In 1963 Robinson-Valéry was appointed as the foundation professor of French and the head of the School of Western European Languages at the University of New South Wales. She was "the first woman professor in Australia to head a university department" During her time at the University programmes in German, Spanish and Russian were introduced.

She advocated "that it was necessary to produce more vivid methods of teaching French at university level" Accordingly, she inaugurated a new direction in the university level of French teaching that saw the use of French language in all French classes and the integration of three strands, French language, literature and civilization, at all levels. Audiovisual methods of teaching were introduced involving a language laboratory and a multimedia room.

In 1972 she was elected to the Australian Academy of the Humanities (AAH).

==French universities and CNRS==

In 1974 Robinson-Valéry resigned from the University of NSW (and was succeeded there by Jean Chaussivert) and returned to France. In the years that followed she held several visiting professorships in French literature and studies (Paris X-Nanterre; Paris IV-La Sorbonne; Paul Valéry-Montpellier III). In 1982 she was named to a directorship of research at the Centre National de la Recherche Scientifique (CNRS) in Paris. She continued to pursue her research on Paul Valéry for the next twenty years, which resulted in many publications and awards. In 1987 she was appointed to the Conseil National pour la Recherche Scientifique.

==Later life==

Having retired from the CRNS in 1998, she continued to live in Paris. In 2001, due to failing health, she returned to Sydney. In 2004 she endowed "The Judith Robinson-Valéry Scholarship" at The Women's College, Sydney University, to be awarded "to a student who is studying in a postgraduate Psychology course at the University of Sydney and residing at The Women's College". She died on 29 June 2010. Judith Robinson-Valéry's papers are held in UNSW Archives.

==Personal life==

Robinson-Valéry was married twice.

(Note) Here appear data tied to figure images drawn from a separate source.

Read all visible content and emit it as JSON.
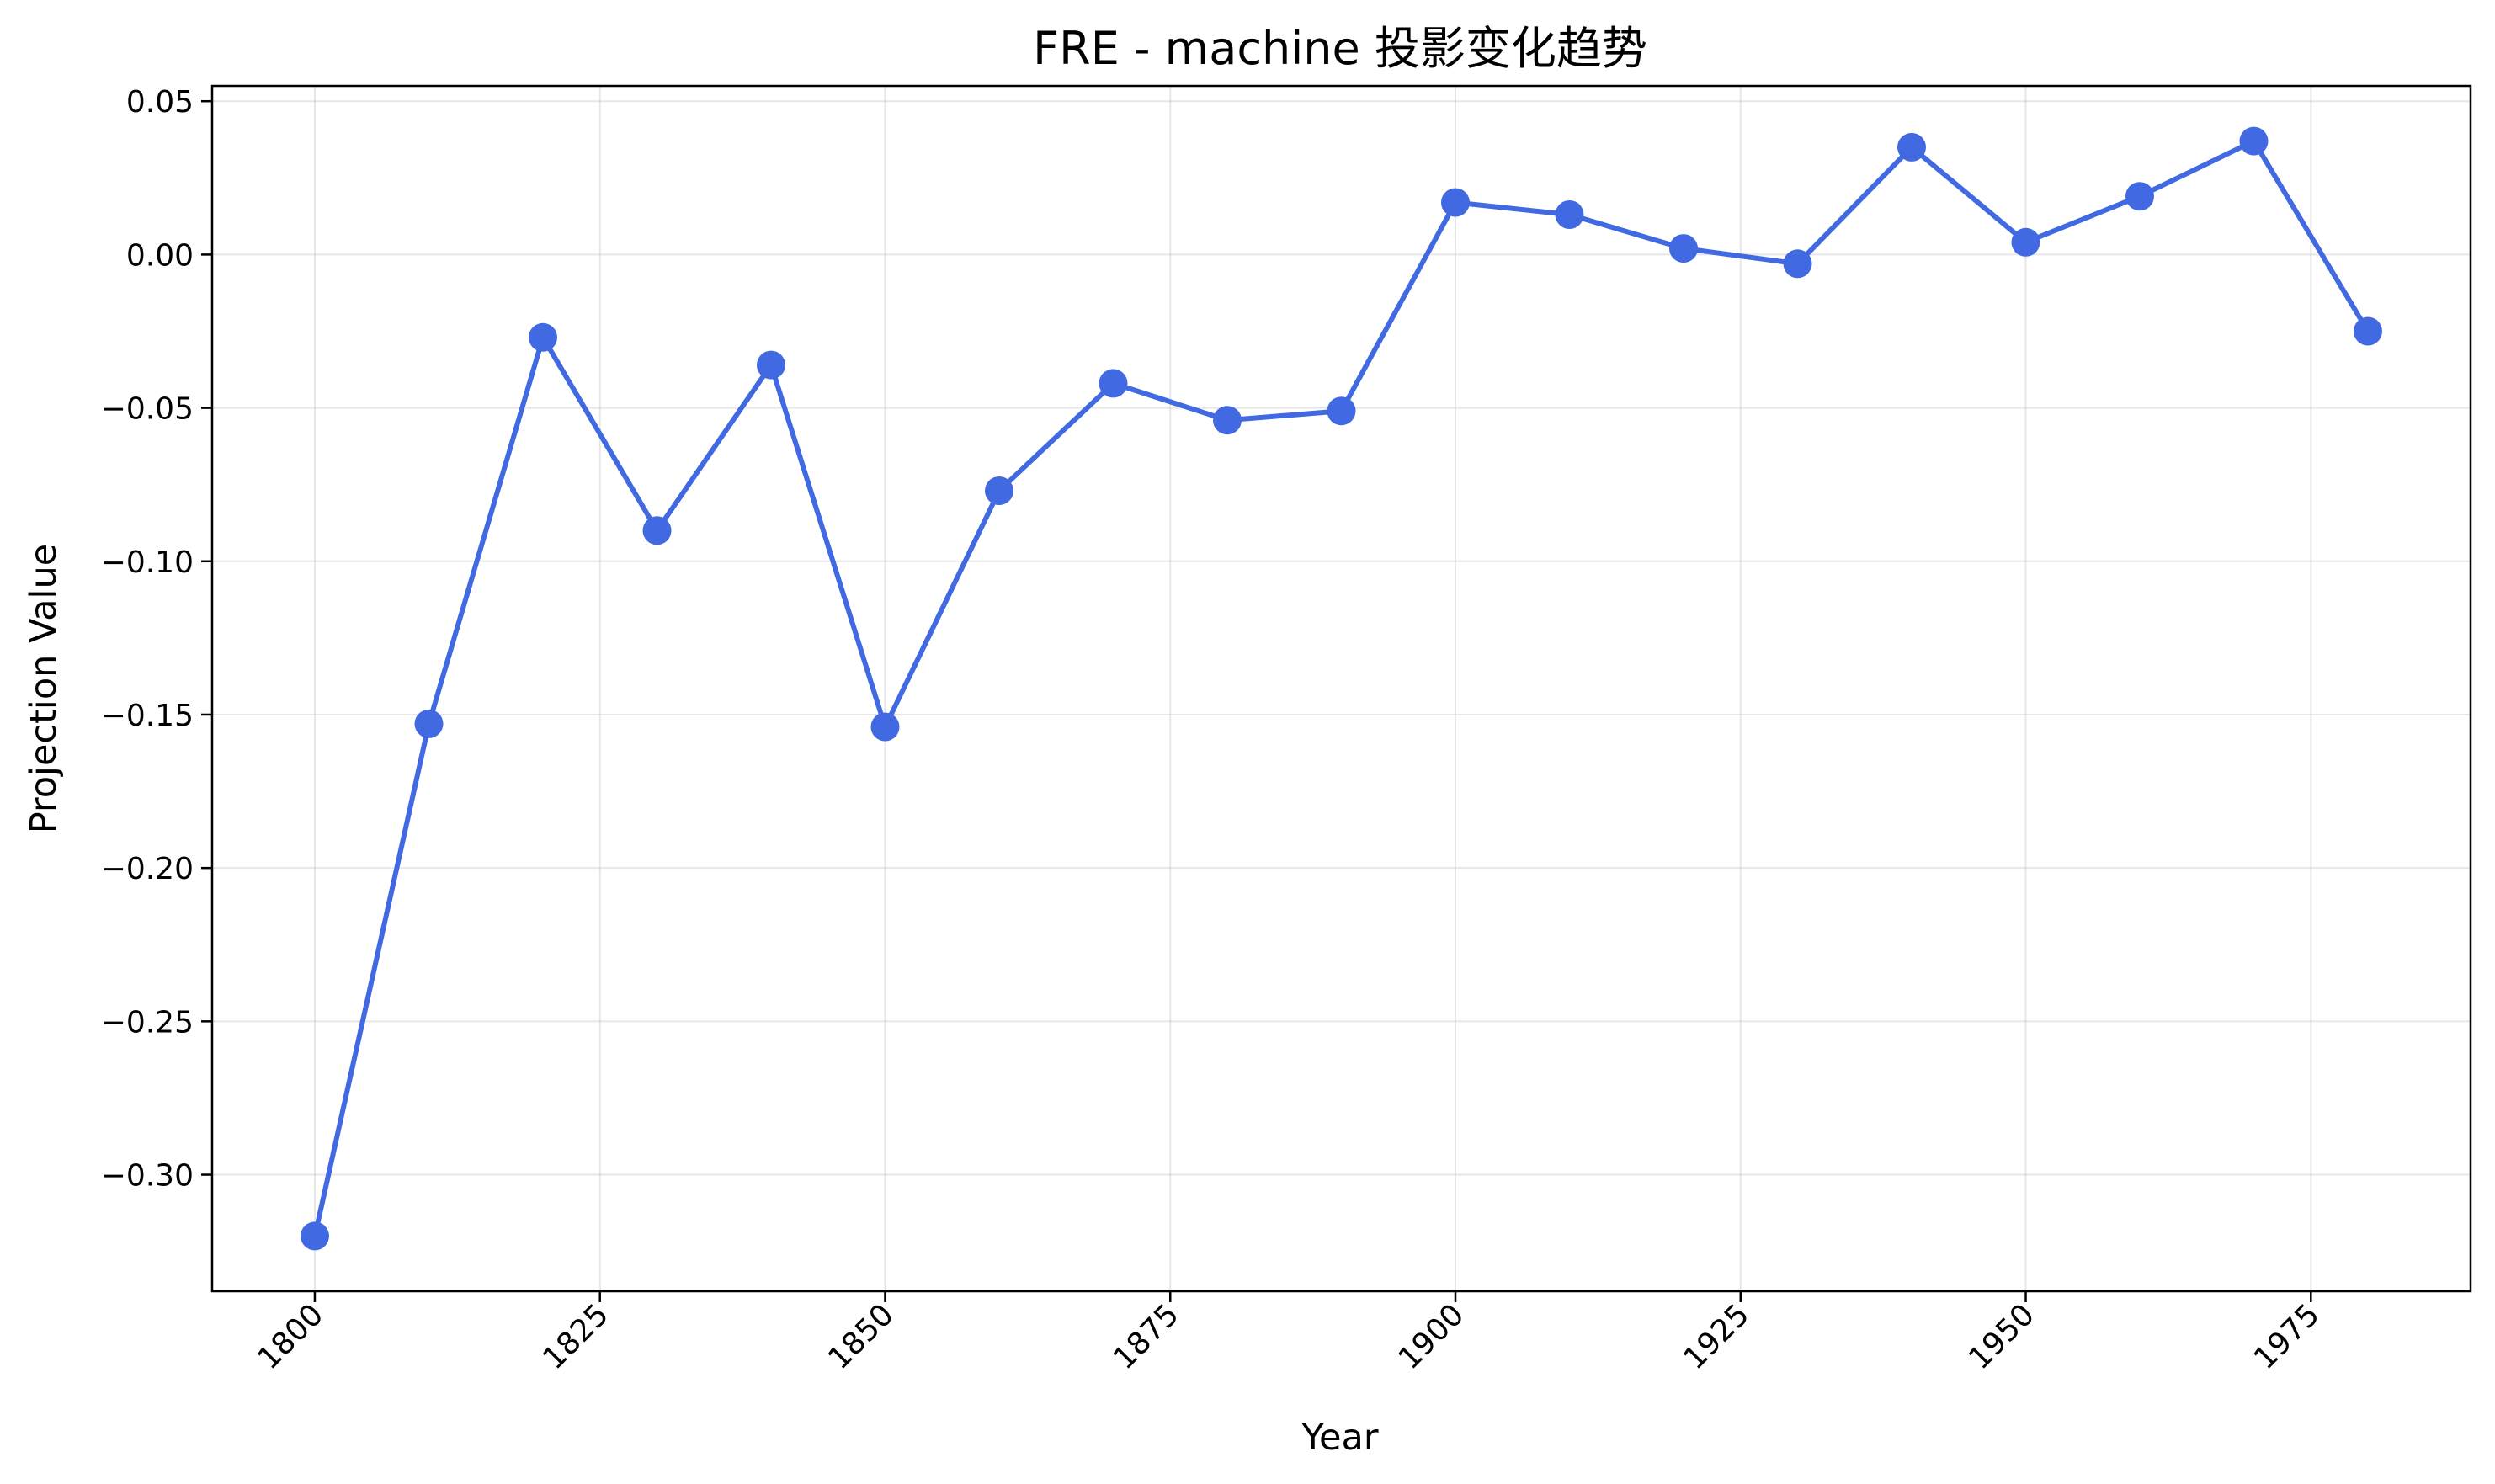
{
  "chart_data": {
    "type": "line",
    "title": "FRE - machine 投影变化趋势",
    "xlabel": "Year",
    "ylabel": "Projection Value",
    "xlim": [
      1791,
      1989
    ],
    "ylim": [
      -0.338,
      0.055
    ],
    "xticks": [
      1800,
      1825,
      1850,
      1875,
      1900,
      1925,
      1950,
      1975
    ],
    "xtick_labels": [
      "1800",
      "1825",
      "1850",
      "1875",
      "1900",
      "1925",
      "1950",
      "1975"
    ],
    "yticks": [
      0.05,
      0.0,
      -0.05,
      -0.1,
      -0.15,
      -0.2,
      -0.25,
      -0.3
    ],
    "ytick_labels": [
      "0.05",
      "0.00",
      "−0.05",
      "−0.10",
      "−0.15",
      "−0.20",
      "−0.25",
      "−0.30"
    ],
    "grid": true,
    "series": [
      {
        "color": "#4169e1",
        "marker": "circle",
        "x": [
          1800,
          1810,
          1820,
          1830,
          1840,
          1850,
          1860,
          1870,
          1880,
          1890,
          1900,
          1910,
          1920,
          1930,
          1940,
          1950,
          1960,
          1970,
          1980
        ],
        "y": [
          -0.32,
          -0.153,
          -0.027,
          -0.09,
          -0.036,
          -0.154,
          -0.077,
          -0.042,
          -0.054,
          -0.051,
          0.017,
          0.013,
          0.002,
          -0.003,
          0.035,
          0.004,
          0.019,
          0.037,
          -0.025
        ]
      }
    ]
  }
}
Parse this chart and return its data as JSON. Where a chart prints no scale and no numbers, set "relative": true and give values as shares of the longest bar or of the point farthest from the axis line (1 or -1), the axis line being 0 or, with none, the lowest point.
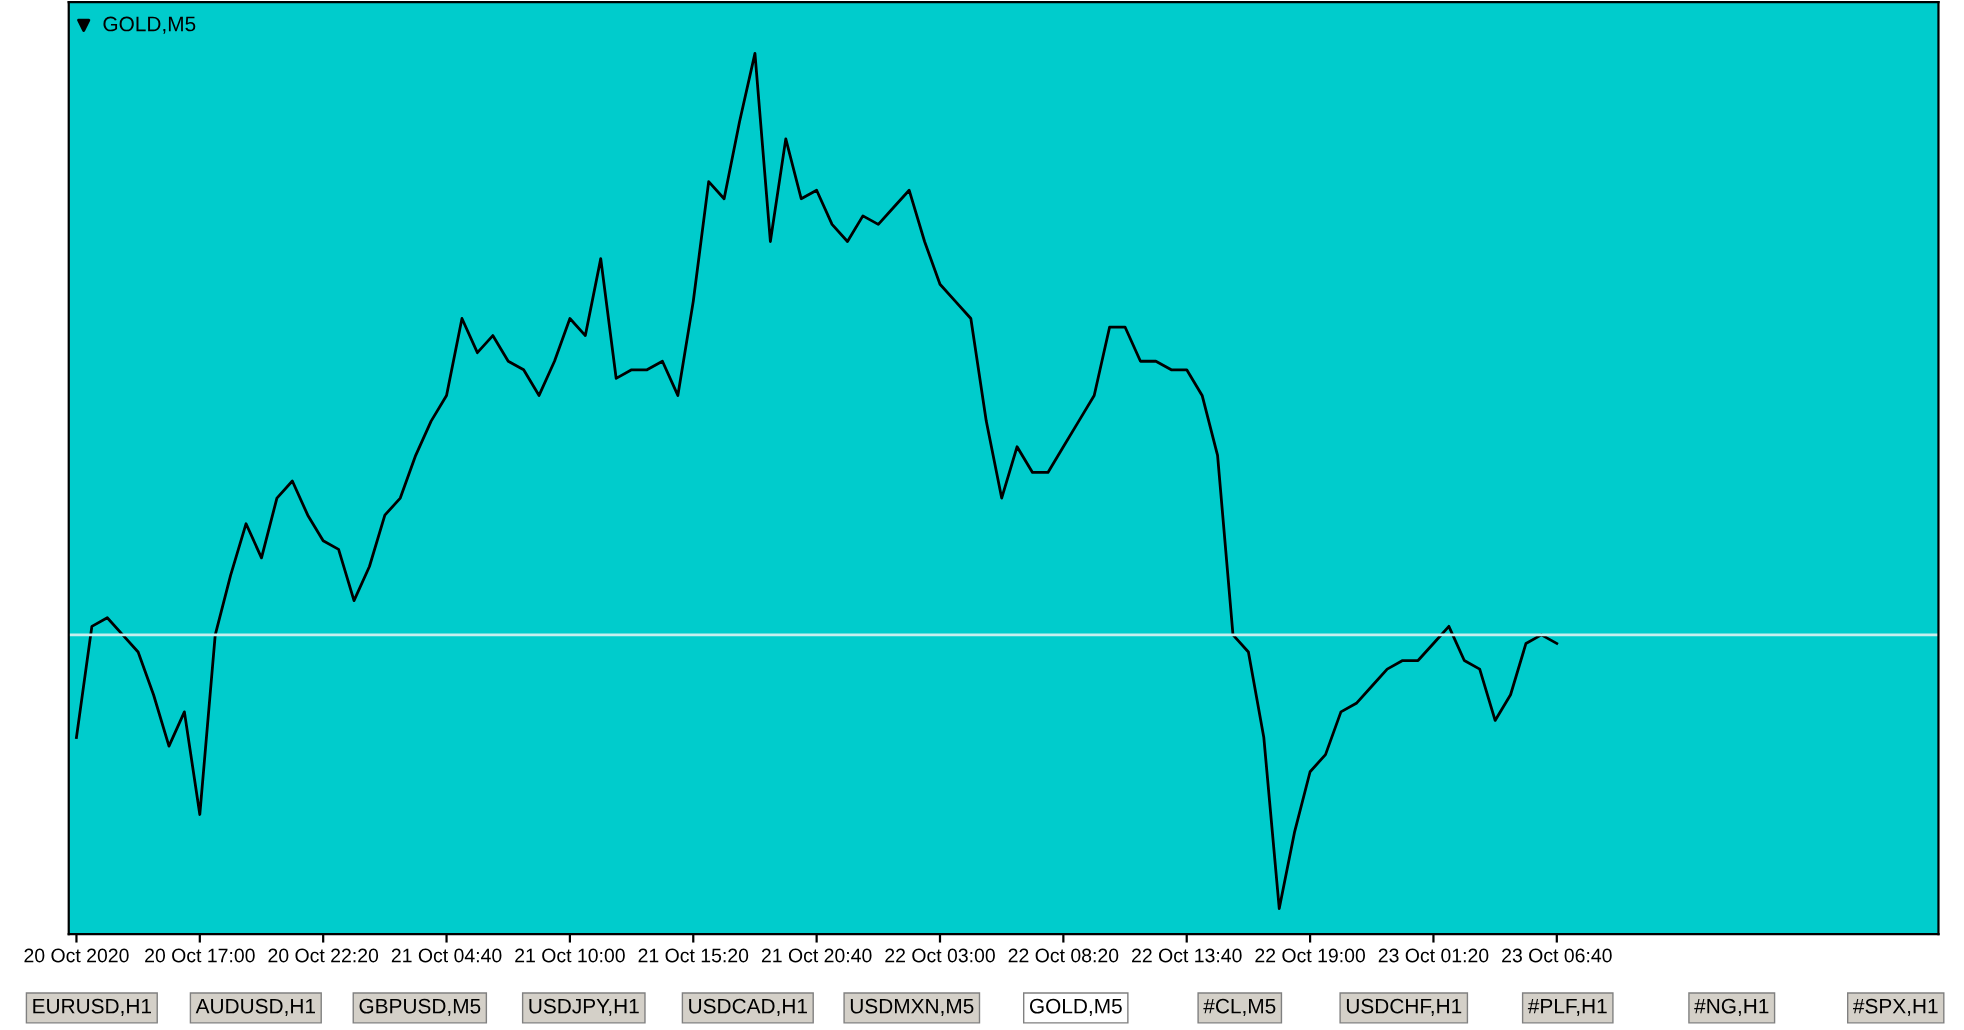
{
  "chart_data": {
    "type": "line",
    "title": "GOLD,M5",
    "relative": true,
    "color": "#000000",
    "categories": [
      "20 Oct 2020",
      null,
      null,
      null,
      null,
      null,
      null,
      null,
      "20 Oct 17:00",
      null,
      null,
      null,
      null,
      null,
      null,
      null,
      "20 Oct 22:20",
      null,
      null,
      null,
      null,
      null,
      null,
      null,
      "21 Oct 04:40",
      null,
      null,
      null,
      null,
      null,
      null,
      null,
      "21 Oct 10:00",
      null,
      null,
      null,
      null,
      null,
      null,
      null,
      "21 Oct 15:20",
      null,
      null,
      null,
      null,
      null,
      null,
      null,
      "21 Oct 20:40",
      null,
      null,
      null,
      null,
      null,
      null,
      null,
      "22 Oct 03:00",
      null,
      null,
      null,
      null,
      null,
      null,
      null,
      "22 Oct 08:20",
      null,
      null,
      null,
      null,
      null,
      null,
      null,
      "22 Oct 13:40",
      null,
      null,
      null,
      null,
      null,
      null,
      null,
      "22 Oct 19:00",
      null,
      null,
      null,
      null,
      null,
      null,
      null,
      "23 Oct 01:20",
      null,
      null,
      null,
      null,
      null,
      null,
      null,
      "23 Oct 06:40"
    ],
    "values": [
      0.2,
      0.33,
      0.34,
      0.32,
      0.3,
      0.25,
      0.19,
      0.23,
      0.11,
      0.32,
      0.39,
      0.45,
      0.41,
      0.48,
      0.5,
      0.46,
      0.43,
      0.42,
      0.36,
      0.4,
      0.46,
      0.48,
      0.53,
      0.57,
      0.6,
      0.69,
      0.65,
      0.67,
      0.64,
      0.63,
      0.6,
      0.64,
      0.69,
      0.67,
      0.76,
      0.62,
      0.63,
      0.63,
      0.64,
      0.6,
      0.71,
      0.85,
      0.83,
      0.92,
      1.0,
      0.78,
      0.9,
      0.83,
      0.84,
      0.8,
      0.78,
      0.81,
      0.8,
      0.82,
      0.84,
      0.78,
      0.73,
      0.71,
      0.69,
      0.57,
      0.48,
      0.54,
      0.51,
      0.51,
      0.54,
      0.57,
      0.6,
      0.68,
      0.68,
      0.64,
      0.64,
      0.63,
      0.63,
      0.6,
      0.53,
      0.32,
      0.3,
      0.2,
      0.0,
      0.09,
      0.16,
      0.18,
      0.23,
      0.24,
      0.26,
      0.28,
      0.29,
      0.29,
      0.31,
      0.33,
      0.29,
      0.28,
      0.22,
      0.25,
      0.31,
      0.32,
      0.31
    ],
    "ref_lines": [
      {
        "axis": "y",
        "value": 0.32,
        "color": "#c8eeee"
      }
    ],
    "grid": false,
    "legend": false,
    "annotations": [
      "EURUSD,H1",
      "AUDUSD,H1",
      "GBPUSD,M5",
      "USDJPY,H1",
      "USDCAD,H1",
      "USDMXN,M5",
      "GOLD,M5",
      "#CL,M5",
      "USDCHF,H1",
      "#PLF,H1",
      "#NG,H1",
      "#SPX,H1"
    ]
  }
}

She married Dr Brian John Robinson, a radio astronomer, at the British Embassy in Paris in 1956. They had one son, Anthony Philip Robinson (Tony), who was born in 1970. They divorced in 1975. In 1976 she married Claude Valéry, the elder son of Paul Valéry.

She had three siblings:

- David Ogilvie White, Professor of Microbiology at the University of Melbourne (1967–94)
- John White, formerly chief executive of the NSW Farmers' Association
- Katharine Ogilvie West, author and former visiting scholar in communication and public policy, Canberra University.

==Awards==

- Fellow of the Australian Academy of the Humanities, elected 1972
- Doctor of Letters honoris causa from the University of New South Wales (1987)
- Chevalier de la Légion d'Honneur (2005)

==Select bibliography==
===As author===
- Alain, lecteur de Balzac et de Stendhal. Paris: Corti, 1958.
- L'Analyse de l'esprit dans les Cahiers de Valéry. Paris: Corti, 1963.
- France Today: Background to a Modern Civilization. Sydney: Novak, 1964. Jointly authored with Angus Martin.
- Rimbaud, Valéry et "l'incohérence harmonique". Paris : Lettres Modernes, 1979.
- Fonctions de l'esprit: treize savants redécouvrent Paul Valéry. Paris: Hermann, 1983.

===As editor===
- Paul Valéry, Cahiers, I. Edition établie, presentée et annotée par Judith Robinson. Paris: Gallimard, 1973 (Bibliothèque de la Pléiade, 242). 2 volumes.
- Paul Valéry, Cahiers. Edition établie, presentée et annotée par Judith Robinson. Paris: Gallimard, 1988 (Bibliothèque de la Pléiade, 242). 2 volumes.
- Paul Valéry, Cahiers, 1894-1914. Edition intégrale établie, présentée et annotée sous la co-responsabilité de Nicole Celeyrette-Pietri et Judith Robinson-Valéry Paris: Gallimard, 1988 (Collection blanche). Jointly edited with Nicole Celeyrette-Pietri.